Capacitors are used in almost every single electronic device on the planet. Everyday Einstein explores what they do and how they work.
If you were to take apart pretty much any electronic device in your home, mixed in with the various bits and bobs of circuitry you would find that one device appears over and over again. Capacitors come in a variety of shapes and sizes, but they all have the same job: to store up electricity. Let’s look at some of the science behind how they work.
A Long and Noble History
Way back in the 1700s, people knew about electricity, but still didn’t understand exactly what it was. For some time, scientists had been able to produce static electricity easily, but couldn’t really do anything useful with it. Many scientists believed that electricity was some kind of fluid, so they thought it might be possible to store it in a jar, just like any other fluid.
So one day, at the University of Leiden in the Netherlands, some scientists invented just such a jar, which came to be called a Leiden jar (though usually spelled with a “y” as Leyden jar). These special jars consisted of a glass jar with most of the inside lined with a thin metal foil. The outside and bottom of the jar were also lined with foil. The jar was sealed with some kind of insulating lid, such as wood or cork, and a brass rod was inserted inside, with a chain leading from the rod to the inner foil. Finally, the outside of the jar was “grounded,” which means it was connected to the earth by some form of conductor.
All Charged Up
When connected to a source of static electricity, electrons flow into the jar through the metal rod, travel through the inner foil, and try to find a way out. However, since glass is an insulator, the walls of the jar keep the electrons from escaping and they just build up inside.
Meanwhile, all of those negatively charged electrons on the inner foil cause the electrons on the outer foil to get a bit edgy. As we learned in my previous episode on static electricity, like-charges repel. So the electrons on the outside of the jar want to get away from the excess inner electrons.
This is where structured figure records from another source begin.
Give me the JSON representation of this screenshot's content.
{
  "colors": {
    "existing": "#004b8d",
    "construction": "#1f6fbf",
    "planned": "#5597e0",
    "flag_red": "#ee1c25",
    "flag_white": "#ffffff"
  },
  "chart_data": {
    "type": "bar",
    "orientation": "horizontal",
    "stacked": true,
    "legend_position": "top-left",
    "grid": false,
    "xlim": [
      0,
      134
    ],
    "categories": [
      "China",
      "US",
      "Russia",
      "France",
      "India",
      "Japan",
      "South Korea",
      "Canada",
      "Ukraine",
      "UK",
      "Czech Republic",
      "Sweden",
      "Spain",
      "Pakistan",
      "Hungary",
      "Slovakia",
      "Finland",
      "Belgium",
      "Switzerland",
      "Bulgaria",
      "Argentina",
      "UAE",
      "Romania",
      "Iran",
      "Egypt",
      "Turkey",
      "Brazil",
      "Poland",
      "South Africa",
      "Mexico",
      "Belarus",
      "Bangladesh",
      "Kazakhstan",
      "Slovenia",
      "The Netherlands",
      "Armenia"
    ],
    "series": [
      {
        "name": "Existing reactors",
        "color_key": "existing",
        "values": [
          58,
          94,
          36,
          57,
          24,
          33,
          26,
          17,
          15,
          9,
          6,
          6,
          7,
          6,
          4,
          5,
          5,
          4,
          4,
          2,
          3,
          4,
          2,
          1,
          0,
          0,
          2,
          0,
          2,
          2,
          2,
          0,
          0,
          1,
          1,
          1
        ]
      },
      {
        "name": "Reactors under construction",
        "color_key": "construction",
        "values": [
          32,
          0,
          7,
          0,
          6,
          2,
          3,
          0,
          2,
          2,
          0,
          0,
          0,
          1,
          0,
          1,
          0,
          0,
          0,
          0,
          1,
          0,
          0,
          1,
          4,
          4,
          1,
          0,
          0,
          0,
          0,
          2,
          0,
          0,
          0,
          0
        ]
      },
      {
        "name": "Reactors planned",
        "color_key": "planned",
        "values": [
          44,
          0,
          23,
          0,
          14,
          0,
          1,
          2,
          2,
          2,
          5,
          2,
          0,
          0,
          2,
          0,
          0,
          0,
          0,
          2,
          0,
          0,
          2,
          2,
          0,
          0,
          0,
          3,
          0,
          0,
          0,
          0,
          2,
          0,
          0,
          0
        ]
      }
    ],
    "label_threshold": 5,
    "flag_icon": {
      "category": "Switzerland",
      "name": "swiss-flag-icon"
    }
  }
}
Since the outside of the jar is grounded, those extra electrons escape to the earth.
Now we have an excess of electrons on the inside of the jar, and a deficiency of electrons on the outside of the jar. As you might also remember from the episode on static electricity, when we have a large difference in electrons between two surfaces, and those surfaces are connected in some way, the excess electrons flee rapidly in an electrostatic discharge. (The Florida State University Magnet Lab has a great animation that demonstrates how a Leyden jar works.)